The Team


The Team
Chef Xavier Boireau steers the helm.
These past years, Xavier Boireau has perfected his experience in Ducasse Paris where he has embraced the philosophy of « La cuisine de l’essentiel » and the respect of the product. After gaining experience with Chef Olivier Roellinger for example, he joins the restaurant Le Louis XV in Monaco in 2006 with Chef Franck Cerruti. Four years later, he joins the kitchens of the hotel Plaza Athénée as sous-chef of Chef Phillipe Marc, in February 2016, Xavier becomes Chef at the restaurant Aux Lyonnais, our Parisian bouchon dedicated to Lyon cuisine. Today, he has been appointed as Chef at the restaurant Rech, an establishment where he can intensify his knowledge in seafood.

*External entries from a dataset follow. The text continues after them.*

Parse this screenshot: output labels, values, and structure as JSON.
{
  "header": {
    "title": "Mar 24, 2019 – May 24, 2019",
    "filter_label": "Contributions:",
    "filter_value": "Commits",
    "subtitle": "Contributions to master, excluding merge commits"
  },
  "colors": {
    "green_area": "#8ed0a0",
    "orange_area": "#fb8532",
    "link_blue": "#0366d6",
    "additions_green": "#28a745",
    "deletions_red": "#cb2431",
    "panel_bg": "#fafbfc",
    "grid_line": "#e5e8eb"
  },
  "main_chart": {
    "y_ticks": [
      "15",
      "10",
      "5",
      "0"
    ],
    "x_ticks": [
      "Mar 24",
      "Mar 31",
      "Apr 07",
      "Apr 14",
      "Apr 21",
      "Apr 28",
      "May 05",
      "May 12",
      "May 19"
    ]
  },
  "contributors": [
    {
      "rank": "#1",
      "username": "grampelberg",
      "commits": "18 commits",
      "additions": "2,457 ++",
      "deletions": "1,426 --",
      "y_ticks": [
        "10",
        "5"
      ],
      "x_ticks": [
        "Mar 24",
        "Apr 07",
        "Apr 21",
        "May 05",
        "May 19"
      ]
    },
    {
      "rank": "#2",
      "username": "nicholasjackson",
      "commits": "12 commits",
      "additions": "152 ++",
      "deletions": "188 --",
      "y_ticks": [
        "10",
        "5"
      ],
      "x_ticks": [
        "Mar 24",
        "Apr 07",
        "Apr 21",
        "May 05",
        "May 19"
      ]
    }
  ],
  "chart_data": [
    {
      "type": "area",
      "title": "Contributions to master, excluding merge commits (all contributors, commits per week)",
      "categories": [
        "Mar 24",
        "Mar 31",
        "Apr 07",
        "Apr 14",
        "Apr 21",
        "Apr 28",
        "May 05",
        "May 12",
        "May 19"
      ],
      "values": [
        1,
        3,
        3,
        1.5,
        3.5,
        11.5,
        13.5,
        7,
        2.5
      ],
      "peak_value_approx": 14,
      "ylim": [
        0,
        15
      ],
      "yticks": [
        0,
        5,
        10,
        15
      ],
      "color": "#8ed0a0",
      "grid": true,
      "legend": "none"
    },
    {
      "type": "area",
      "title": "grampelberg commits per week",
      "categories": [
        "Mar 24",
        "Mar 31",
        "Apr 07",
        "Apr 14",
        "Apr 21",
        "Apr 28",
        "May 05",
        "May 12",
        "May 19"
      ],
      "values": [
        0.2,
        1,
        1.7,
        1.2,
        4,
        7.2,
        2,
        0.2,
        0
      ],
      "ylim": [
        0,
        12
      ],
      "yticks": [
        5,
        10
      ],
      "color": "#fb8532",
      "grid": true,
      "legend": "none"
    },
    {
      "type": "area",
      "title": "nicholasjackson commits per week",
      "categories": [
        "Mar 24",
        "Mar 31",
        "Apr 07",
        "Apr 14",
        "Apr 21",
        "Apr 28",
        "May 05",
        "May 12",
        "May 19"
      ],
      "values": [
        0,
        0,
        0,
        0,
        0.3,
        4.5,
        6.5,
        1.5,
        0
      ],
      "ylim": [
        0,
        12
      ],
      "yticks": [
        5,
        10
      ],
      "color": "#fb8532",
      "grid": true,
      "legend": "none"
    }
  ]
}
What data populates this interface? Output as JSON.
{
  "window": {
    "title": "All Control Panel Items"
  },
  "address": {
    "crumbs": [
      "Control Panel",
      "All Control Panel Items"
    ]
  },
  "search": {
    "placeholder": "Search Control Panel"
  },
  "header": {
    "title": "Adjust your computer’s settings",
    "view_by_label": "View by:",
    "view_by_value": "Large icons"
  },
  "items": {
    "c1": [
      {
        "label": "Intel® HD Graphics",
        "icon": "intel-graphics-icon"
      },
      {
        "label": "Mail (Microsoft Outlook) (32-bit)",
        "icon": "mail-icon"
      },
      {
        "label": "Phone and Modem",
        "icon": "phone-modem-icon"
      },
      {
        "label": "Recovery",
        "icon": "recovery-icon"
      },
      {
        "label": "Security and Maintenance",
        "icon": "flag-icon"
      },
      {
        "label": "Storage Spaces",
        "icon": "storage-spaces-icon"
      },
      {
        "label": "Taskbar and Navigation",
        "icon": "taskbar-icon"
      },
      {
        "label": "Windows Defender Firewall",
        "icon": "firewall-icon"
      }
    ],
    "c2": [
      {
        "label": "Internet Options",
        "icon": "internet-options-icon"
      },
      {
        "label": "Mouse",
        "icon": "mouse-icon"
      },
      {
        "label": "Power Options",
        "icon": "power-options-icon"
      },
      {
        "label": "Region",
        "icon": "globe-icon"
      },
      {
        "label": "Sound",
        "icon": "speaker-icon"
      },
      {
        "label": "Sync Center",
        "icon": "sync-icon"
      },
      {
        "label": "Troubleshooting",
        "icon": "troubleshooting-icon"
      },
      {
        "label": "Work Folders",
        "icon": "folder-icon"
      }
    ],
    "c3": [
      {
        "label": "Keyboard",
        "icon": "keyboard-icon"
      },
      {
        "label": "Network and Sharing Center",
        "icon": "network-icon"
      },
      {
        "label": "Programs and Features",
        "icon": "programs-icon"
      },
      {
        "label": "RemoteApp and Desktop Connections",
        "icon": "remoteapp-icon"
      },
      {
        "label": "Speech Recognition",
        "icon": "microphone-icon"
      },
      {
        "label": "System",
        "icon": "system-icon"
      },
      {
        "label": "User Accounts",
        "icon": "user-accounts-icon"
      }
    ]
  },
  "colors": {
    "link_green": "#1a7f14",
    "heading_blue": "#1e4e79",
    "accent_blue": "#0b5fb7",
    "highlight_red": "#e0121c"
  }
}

Eric Mercier in in the room like a fish in the water, and welcomes the guests since 2008. Passionate about history and culture, Eric Mercier punctuates the arrival of each plate on the table by a tasty anecdote. "I love the idea that the clients feel both at home and abroad…a meal at Rech should be an exciting time, like a static journey…"
Davy Tin, the sommelier, takes care of the wine cellar.
Malek Djabali is the oyster seller of Rech since 30 years. He prepares the best shellfish plates in Paris. The superb oyster bench outside of the restaurant is a delight for all the gourmets, and Malek Djabali prepares your own plate of shellfish according to your desires.